Der Vorsitzende der Partei „Attacke“, Wollen Siderow, der oft mit Zwetan Zwetanow im Konflikt stand, sagt keine Erschütterungen voraus, nachdem Zwetanow das Parlament verlassen hat.
Waleri Simeonow, Vorsitzender der „Nationalen Front für die Rettung Bulgariens“ hat „gewisse Bedenken was die Zusammenarbeit der verschiedenen Parlamentsfraktionen anbelangt“, versprach aber, „die neue Parlamentsvorsitzende von GERB, wenn es nötig wird, zu unterstützen.“
Auch Wesselin Mareschki, Chef der als Oppositionspartei geltenden „Wolja“, die bei Parlamentsabstimmungen oft GERB unterstützt, behauptet ebenfalls mit Daritkowa zusammenarbeiten zu wollen.
Die „Bewegung für Rechte und Freiheiten“ (DPS), die in erster Linie die Interessen der türkischen Minderheit in Bulgarien vertritt, enthielt sich jeglichen Kommentaren, um „sich nicht in die inneren Angelegenheiten anderer Parteien einzumischen.“
Die BSP bezeichneten den Rücktritt von Zwetanow als „politische Heuchelei“, weil der zweitstärkste Mann von GERB die Partei verlässt, um an der Macht zu bleiben. Mit dem Rücktritt werde bezweckt, den politischen Komfort von Premier Borissow bis zum nächsten Skandal zu sichern. Die BSP fordert weiterhin vorgezogene Parlamentswahlen und verspricht, sich nicht an der Arbeit des Parlaments beteiligen.
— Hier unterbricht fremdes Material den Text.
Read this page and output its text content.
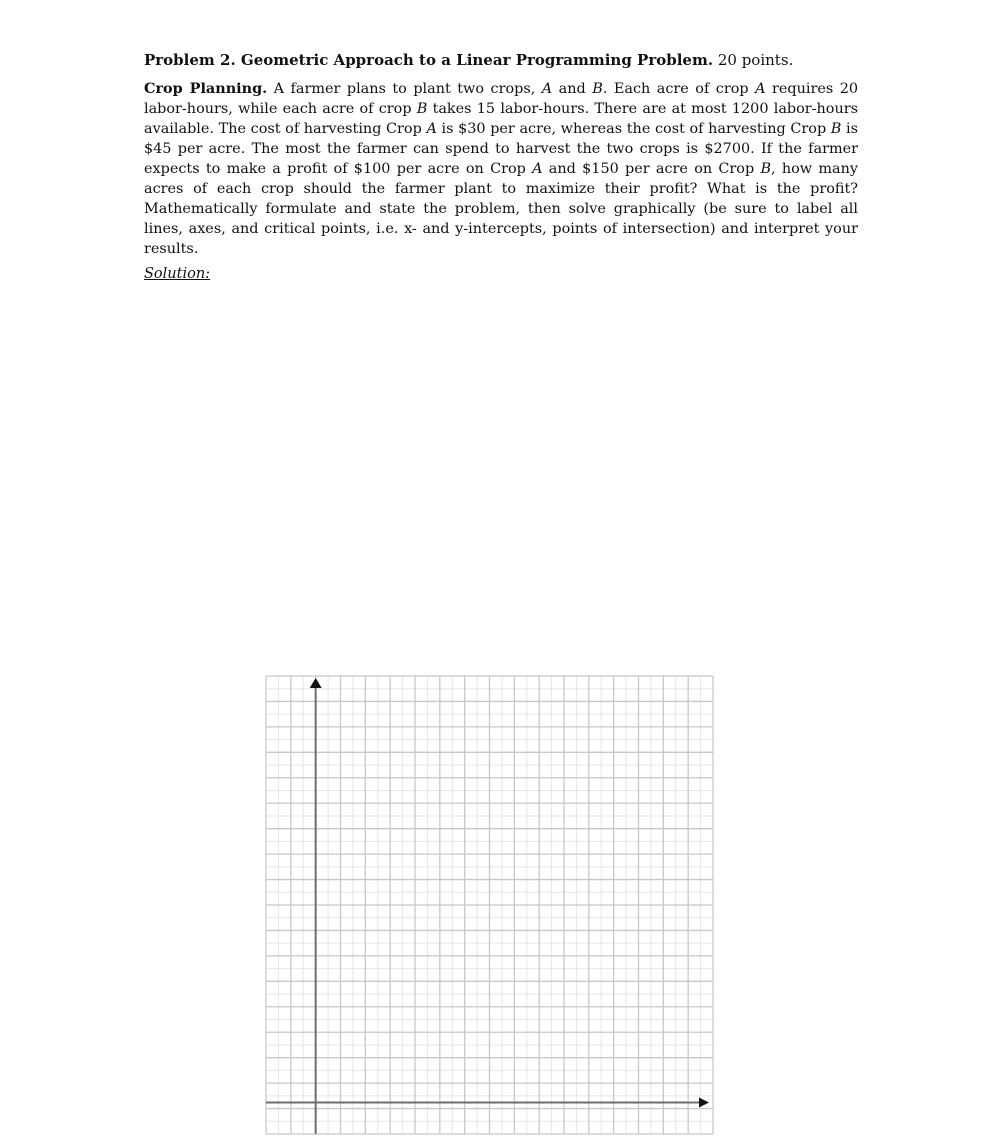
Problem 2. Geometric Approach to a Linear Programming Problem. 20 points.
Crop Planning. A farmer plans to plant two crops, A and B. Each acre of crop A requires 20 labor-hours, while each acre of crop B takes 15 labor-hours. There are at most 1200 labor-hours available. The cost of harvesting Crop A is $30 per acre, whereas the cost of harvesting Crop B is $45 per acre. The most the farmer can spend to harvest the two crops is $2700. If the farmer expects to make a profit of $100 per acre on Crop A and $150 per acre on Crop B, how many acres of each crop should the farmer plant to maximize their profit? What is the profit? Mathematically formulate and state the problem, then solve graphically (be sure to label all lines, axes, and critical points, i.e. x- and y-intercepts, points of intersection) and interpret your results.
Solution:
Anders als vermutet, haben sich die Ergebnisse der soziologischen Umfragen auch nach dem „Immobiliengate“ nicht wesentlich verändert. Einige Meinungsforschungsagenturen prognostizieren eine, wenn auch geringe, Führung der Regierungspartei GERB, die anderen der Oppositionspartei BSP. Laut der Anfang März veröffentlichten Umfrage des Europäischen Parlaments würde GERB bei der Europawahl 35,7% der Stimmen erhalten, die BSP 35,1%, die DPS 10,7%, die „Vereinigten Patrioten“, wenn sie gemeinsam zur Wahl antreten – 5,4%, „Ja, Bulgarien“ – 2,4%, „Wolja „und der „Reformblock“ je 2,2%, ABW – 1,4%, andere Parteien – 4,9%. Bis zur Europawahl bleiben knapp zwei Monate.